Abstract:This thesis aims to establish notions of symmetry for quantum states and channels as well as describe algorithms to test for these properties on quantum computers. Ideally, the work will serve as a self-contained overview of the subject. We begin by establishing the necessary mathematical background. We show how to generate a notion of symmetry from a discrete, finite group and how this generalizes to a continuous group. We then use these notions to investigate Hamiltonian symmetries. We propose quantum algorithms capable of testing whether a Hamiltonian exhibits symmetry with respect to a group and show that this algorithm is DQC1-Complete. We next discuss tests of symmetry for quantum states. We prove that the acceptance probability of each algorithm is equal to the maximum symmetric fidelity of the state being tested and establish various generalizations of the resource theory of asymmetry.
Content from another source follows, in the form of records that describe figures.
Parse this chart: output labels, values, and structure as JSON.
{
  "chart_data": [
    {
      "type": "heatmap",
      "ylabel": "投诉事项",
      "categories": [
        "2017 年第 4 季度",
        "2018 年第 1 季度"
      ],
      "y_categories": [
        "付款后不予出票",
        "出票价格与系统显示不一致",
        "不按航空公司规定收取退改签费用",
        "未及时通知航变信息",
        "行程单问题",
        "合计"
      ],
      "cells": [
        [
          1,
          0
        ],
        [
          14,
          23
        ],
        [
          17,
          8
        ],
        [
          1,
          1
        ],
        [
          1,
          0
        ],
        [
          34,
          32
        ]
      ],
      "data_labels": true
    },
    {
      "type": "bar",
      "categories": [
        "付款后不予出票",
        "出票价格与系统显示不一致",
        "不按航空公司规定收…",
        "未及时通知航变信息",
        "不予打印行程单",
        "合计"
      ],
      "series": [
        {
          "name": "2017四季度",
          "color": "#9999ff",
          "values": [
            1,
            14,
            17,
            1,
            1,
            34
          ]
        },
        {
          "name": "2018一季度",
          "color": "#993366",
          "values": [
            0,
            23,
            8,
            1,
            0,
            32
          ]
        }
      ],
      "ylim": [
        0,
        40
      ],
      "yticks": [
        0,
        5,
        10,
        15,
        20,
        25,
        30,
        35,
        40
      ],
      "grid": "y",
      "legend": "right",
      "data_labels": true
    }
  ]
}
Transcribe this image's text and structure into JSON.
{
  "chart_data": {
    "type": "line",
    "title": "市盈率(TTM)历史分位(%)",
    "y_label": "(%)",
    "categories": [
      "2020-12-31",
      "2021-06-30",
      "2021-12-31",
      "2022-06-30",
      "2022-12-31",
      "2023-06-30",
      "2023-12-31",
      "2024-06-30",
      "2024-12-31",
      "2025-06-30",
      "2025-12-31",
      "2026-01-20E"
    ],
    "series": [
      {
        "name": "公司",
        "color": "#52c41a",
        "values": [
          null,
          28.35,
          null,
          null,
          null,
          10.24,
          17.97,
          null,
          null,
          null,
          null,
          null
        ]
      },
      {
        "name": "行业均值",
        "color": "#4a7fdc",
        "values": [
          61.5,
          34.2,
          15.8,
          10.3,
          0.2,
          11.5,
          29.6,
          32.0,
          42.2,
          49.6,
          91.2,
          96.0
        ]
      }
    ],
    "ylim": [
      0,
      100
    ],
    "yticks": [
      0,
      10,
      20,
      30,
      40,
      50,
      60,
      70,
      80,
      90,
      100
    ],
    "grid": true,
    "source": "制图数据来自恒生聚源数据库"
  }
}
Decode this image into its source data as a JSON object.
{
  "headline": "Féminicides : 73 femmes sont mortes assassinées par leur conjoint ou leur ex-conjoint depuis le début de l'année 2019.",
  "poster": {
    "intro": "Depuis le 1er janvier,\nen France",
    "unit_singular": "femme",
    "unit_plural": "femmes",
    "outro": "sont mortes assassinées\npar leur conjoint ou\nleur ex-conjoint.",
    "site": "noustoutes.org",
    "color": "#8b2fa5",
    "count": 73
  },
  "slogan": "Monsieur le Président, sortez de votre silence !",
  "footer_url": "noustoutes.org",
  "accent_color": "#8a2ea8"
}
In the next chapter, we show that the analytical form of the acceptance probability of such a test is given by the cycle index polynomial of the symmetric group $S_k$. We derive a family of quantum separability tests, each of which is generated by a finite group; for all such algorithms, we show that the acceptance probability is determined by the cycle index polynomial of the group. Finally, we produce and analyze explicit circuit constructions for these tests, showing that the tests corresponding to the symmetric and cyclic groups can be executed with $O(k^2)$ and $O(k\log(k))$ controlled-SWAP gates, respectively, where $k$ is the number of copies of the state. Finally, we include additional results not previously published; specifically, we give a test for symmetry of a quantum state using density matrix exponentiation, a further result of Hamiltonian symmetry measurements when using Abelian groups, and an alternate Hamiltonian symmetry test construction for a block-encoded Hamiltonian.